As I understand, you trade professionally now. How long did it take you to get there? To achieve profitability, and confidence.
May 27th, 2008 at 6:30 pm
I’ve been investing/trading for 10 years now. I gave up the day job in 2004.
Initially I had read a few books and thought I would be able to grow my money as a fundamental investor. (In Jesse’s words, which I didn’t read until later, I would have been a semi-sucker with hints of beginning sucker.)
I didn’t so much have to achieve confidence - I had too much of it - misplaced unfortunately.

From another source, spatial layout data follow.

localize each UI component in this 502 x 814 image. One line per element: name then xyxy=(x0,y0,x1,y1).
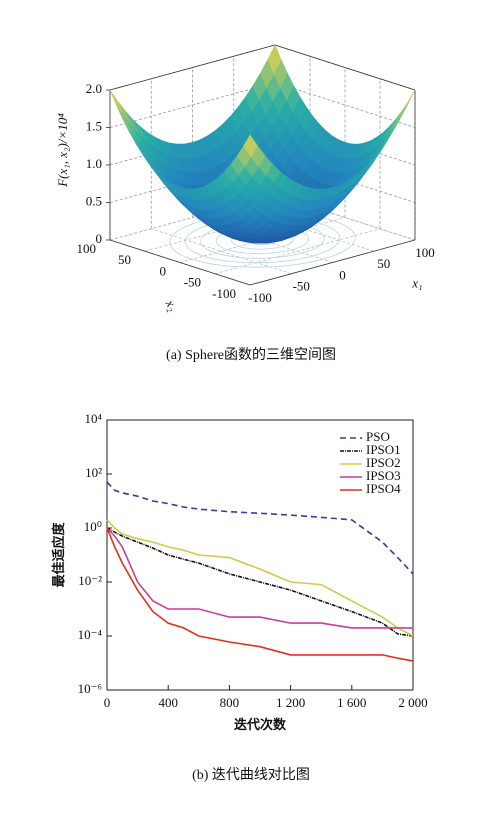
legend-label: IPSO2 xyxy=(366,455,401,470)
grid-line xyxy=(151,228,292,275)
x-axis-label: 迭代次数 xyxy=(234,717,287,732)
z-tick-label: 1.0 xyxy=(86,156,102,171)
legend-label: PSO xyxy=(366,429,390,444)
z-tick-label: 2.0 xyxy=(86,81,102,96)
x-tick-label: 2 000 xyxy=(398,695,427,710)
series-line xyxy=(106,527,413,629)
x-tick-label: 100 xyxy=(415,245,435,260)
grid-line xyxy=(274,157,416,203)
y-tick-label: -100 xyxy=(212,286,236,301)
y-tick-label: 100 xyxy=(77,241,97,256)
series-line xyxy=(106,519,414,637)
grid-line xyxy=(214,228,381,275)
y-tick-label: 10⁴ xyxy=(84,411,102,426)
x-tick-label: 50 xyxy=(377,256,390,271)
y-tick-label: 10⁻⁴ xyxy=(78,627,103,642)
x-tick-label: 400 xyxy=(158,695,178,710)
y-tick-label: 0 xyxy=(160,263,167,278)
y-axis-label: 最佳适应度 xyxy=(51,522,66,588)
box-edge xyxy=(109,239,251,286)
x-axis-label: x₁ xyxy=(411,276,422,291)
box-edge xyxy=(249,239,416,286)
z-axis-label: F(x₁, x₂)/×10⁴ xyxy=(55,113,70,188)
x-tick-label: 0 xyxy=(104,695,111,710)
legend-label: IPSO3 xyxy=(366,468,401,483)
box-edge xyxy=(109,44,276,91)
y-tick-label: 10² xyxy=(85,465,102,480)
x-tick-label: 800 xyxy=(220,695,240,710)
caption: (b) 迭代曲线对比图 xyxy=(192,767,310,783)
series-line xyxy=(106,481,414,575)
z-tick-label: 0.5 xyxy=(86,193,102,208)
legend-label: IPSO1 xyxy=(366,442,401,457)
series-line xyxy=(106,527,414,662)
plot-frame xyxy=(106,419,414,691)
z-tick-label: 0 xyxy=(96,231,103,246)
series-line xyxy=(106,527,414,637)
x-tick-label: 1 600 xyxy=(337,695,366,710)
y-tick-label: 50 xyxy=(118,252,131,267)
box-edge xyxy=(274,44,416,91)
z-tick-label: 1.5 xyxy=(86,118,102,133)
y-tick-label: -50 xyxy=(184,275,201,290)
x-tick-label: -100 xyxy=(248,290,272,305)
grid-line xyxy=(274,82,416,128)
x-tick-label: 1 200 xyxy=(276,695,305,710)
legend-label: IPSO4 xyxy=(366,481,401,496)
x-tick-label: 0 xyxy=(339,267,346,282)
y-tick-label: 10⁻² xyxy=(78,573,102,588)
x-tick-label: -50 xyxy=(293,279,310,294)
y-tick-label: 10⁰ xyxy=(84,519,102,534)
caption: (a) Sphere函数的三维空间图 xyxy=(166,347,336,363)
grid-line xyxy=(274,119,416,166)
grid-line xyxy=(274,194,416,241)
y-tick-label: 10⁻⁶ xyxy=(78,681,102,696)
surface-patch xyxy=(243,134,258,158)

You’ll see from one or two of my posts that I didn’t do very well at fundamental investing so I began paying more attention to the price trend which stopped me losing money and went on from there. Losing money does tend to bring down your confidence levels and it did mine.
Rather than confidence, I try to think in terms of rational decisions and irrational decisions - to keep my trading as unemotional as I can. I consciously make an effort to treat each trade as a data gathering experiment as opposed to a money gathering endeavor. I stop the experiment (get out of the trade) if the numbers go too far in one direction and continue it otherwise. I talk very little about my trading. It’s between my computer and me. These actions reduce the pressure I feel from trading and, if I’m under less pressure, I suppose you could say it improves my confidence. However much I try to make myself trade with all the emotional involvement of Mr Spock, a series of drawdowns easily undermines confidence. Money management keeps the losses lower than they would be otherwise and then it’s important to remind myself that I’m using tested, rational methods that should, on average, take money out of the markets. I wrote a little about how I test rational trading methods in my How I Try not to be a Fool post:
http://www.jesse-livermore.com/blog/how-i-try-not-to-be-a-fool/
May 30th, 2008 at 7:33 am
awesome.
Do you run your mechanical system parallel to your discretionary ideas? i.e. you take mechanic signals on instruments and place speculative bets using T/A and F/A separately
Or (and this is what I’m thinking) you integrate both, so you will look for confluence with your tape reading / T.A / and mechanic system?
if everything holds then this can turn into a long-term holding with a discretionary exit.
June 3rd, 2008 at 5:13 pm
There’s no integration.
The discretionary is based on economic analysis and Livermore’s trading rules
The mechanical is pure TA, based on trend following principles and takes no account of FA.